The Post Office is celebrating 150 years of democracy in the Isle of Man.
Four panoramic stamps illustrate the most significant events and individuals that led to the transition to free elections, and are due for issue February 13.
While Tynwald is the oldest continuing parliament in the world, dating back to 979, its members were not elected by the people until 1867.
The call for political reform started in earnest in 1833 when Robert Fargher launched the Mona’s Herald newspaperand became involved in a campaign to bring about a democratically elected House of Keys.
Fargher’s inflammatory articles resulted in libel action being taken against him by an MHK and he was subsequently imprisoned.
Following this, public petitions for political reform were presented, however none progressed.
Then in 1864 the Isle of Man Times newspaper owner, James Brown, reported on the proceedings of the House of Keys in which a member spoke about the wish of Douglas Town Commissioners to extend their powers, but his newspaper reported that ’this elicited marks of approval of the "don-keys" around him’.
As a result, he was found guilty of contempt, imprisoned but was later released on appeal.
In 1863 Henry Brougham Loch was appointed Lieutenant Governor.
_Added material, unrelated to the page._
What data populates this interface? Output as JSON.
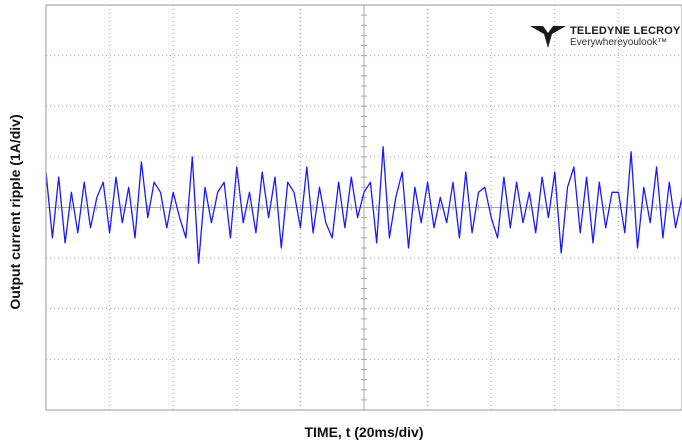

The urgent need to have sufficient money to complete the building of a new breakwater, the calls for a democraticall- elected House of Keys and the acrimonious incident with James Brown convinced Loch that there should no longer be taxation without democratic representation.
Following confidential negotiations with the UK authorities, the House of Keys eventually agreed to the election of its members by the people of the Isle of Man in return for additional revenue for public works raised through increased customs duties.
Loch sent the House of Keys Election Act, 1866 to the Home Office for Royal Assent which was then promulgated by Tynwald Court.
The first public election of the House of Keys took place during the period from April 2 to 5 1867 and saw 13 of the previous 24 members elected.
The reforms were major steps towards more competent and mature self-government, and political democracy becoming a reality.
The story of the reforms begins with the £2 stamp which depicts Robert Fargher, the Castletown House of Keys and Mona’s Herald masthead.
It continues with the £1.50 stamp which shows Castle Rushen Gaol, Isle of Man Times newspaper and James Brown. The penultimate £1 stamp features Castle Rushen, the Proclamation for Dissolving the House of Keys and Henry Loch, and the final 1st Class stamp in the set depicts Douglas Court House on Election Day, Speaker of the first publicly elected House of Keys John Senhouse Goldie-Taubman, the Register of Electors and the Election Poll Book 1867.
President of Tynwald Steve Rodan MLC said: ’These stamps mark a significant milestone in the life of Tynwald which is the world’s oldest continuous parliamentary assembly - the holding of the first democratic popular elections to the House of Keys in 1867. While the vote was then given only to property owning males, a few short years later the Isle of Man became the very first place to give women the vote - in 1881, decades before the UK.
’I congratulate Isle of Man Post Office for the excellent quality of this special stamp issue, which vividly depicts Election Day in 1867. They will surely be very popular with the public and collectors the world over - the Island already has a very high reputation for its stamp issues, for their design and appeal, and these stamps are no exception.
’The people of the Isle of Man recognise the long tradition of Tynwald as being a great symbol of our nationhood. I have no doubt that this stamp issue celebrating Manx democracy is set to promote this national pride to the wider world.’
Maxine Cannon, Isle of Man Stamps and Coins general manager, said: ’Isle of Man Post Office is pleased to celebrate this tremendous event in Manx history, the 150th anniversary of the first general election of the House of Keys, along with the most significant events and people in the story.
’We’d also like to thank Wendy Clucas and Cathy Clucus of the Manx Library for their invaluable expertise with the subject and Dr Kit Gawne who prepared the accompanying stamp text.’